The FOLIO Product Council saw a proposed Quality Assurance dashboard. Members of Product and Technical councils were invited to make comments on mock-up pages. Shortfalls in capacity for the expected January 2019 Chalmers University limited deployment were presented. A follow-up will happen within the next few weeks.
All the backlog items are moving forward for the FOLIO Technical Council; this week, they focused discussions on capacity planning and the build/release management processes which has been under heavy reworking.
This week, the Metadata Management SIG focused on sorting options for Holdings and Item records. They discussed what the desired default behaviors might be, the need for manual sorting capabilities, and what would be critical for “going live”.
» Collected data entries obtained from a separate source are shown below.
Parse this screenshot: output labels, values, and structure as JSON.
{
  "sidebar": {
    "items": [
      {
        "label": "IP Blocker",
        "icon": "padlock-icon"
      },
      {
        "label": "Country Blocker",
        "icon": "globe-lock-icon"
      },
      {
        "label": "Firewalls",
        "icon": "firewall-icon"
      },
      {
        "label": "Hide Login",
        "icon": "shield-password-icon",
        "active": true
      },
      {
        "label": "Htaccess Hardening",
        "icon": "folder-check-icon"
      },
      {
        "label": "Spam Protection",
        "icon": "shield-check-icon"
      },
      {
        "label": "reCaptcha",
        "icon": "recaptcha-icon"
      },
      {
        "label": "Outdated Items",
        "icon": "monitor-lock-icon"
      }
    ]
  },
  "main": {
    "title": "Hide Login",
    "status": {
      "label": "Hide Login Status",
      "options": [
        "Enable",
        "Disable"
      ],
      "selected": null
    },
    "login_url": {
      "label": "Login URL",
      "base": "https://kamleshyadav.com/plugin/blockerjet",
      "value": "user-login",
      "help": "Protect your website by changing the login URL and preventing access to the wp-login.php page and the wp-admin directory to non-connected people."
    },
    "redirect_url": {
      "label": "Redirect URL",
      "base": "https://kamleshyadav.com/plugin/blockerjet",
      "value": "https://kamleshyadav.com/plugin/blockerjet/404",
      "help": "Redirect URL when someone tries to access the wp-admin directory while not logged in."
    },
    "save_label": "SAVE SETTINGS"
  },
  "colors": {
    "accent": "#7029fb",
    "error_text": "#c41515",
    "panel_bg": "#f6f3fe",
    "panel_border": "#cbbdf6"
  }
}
The Sys Ops & Mgt SIG worked towards a FOLIO NCIP module. Authentication will be handled via the Edge API, JIRA tickets will be refined as well. The Texas A&M team gave an overview of deployment with Kubernetes, Rancher, and Minikube. Pros and cons were outlined for Kubernetes with Rancher deployment, comparing them to other commonly used deployment tools, in particular Docker Swarm. Some advantages of Kubernetes and Rancher: Kubernetes supports “rolling upgrades” which means that services never need to go offline for upgrades. This eliminates the need for an additional continuous deployment tool. Rancher allows you to add new machines, load-balance multiple services and even more services from on-premise to Cloud deployment (manage hosts across different providers). This may not be the method of choice for all libraries, depending on their needs and intentions (e.g. on-premise vs. Cloud deployment). However this solution seems to be a method which will work in many cases.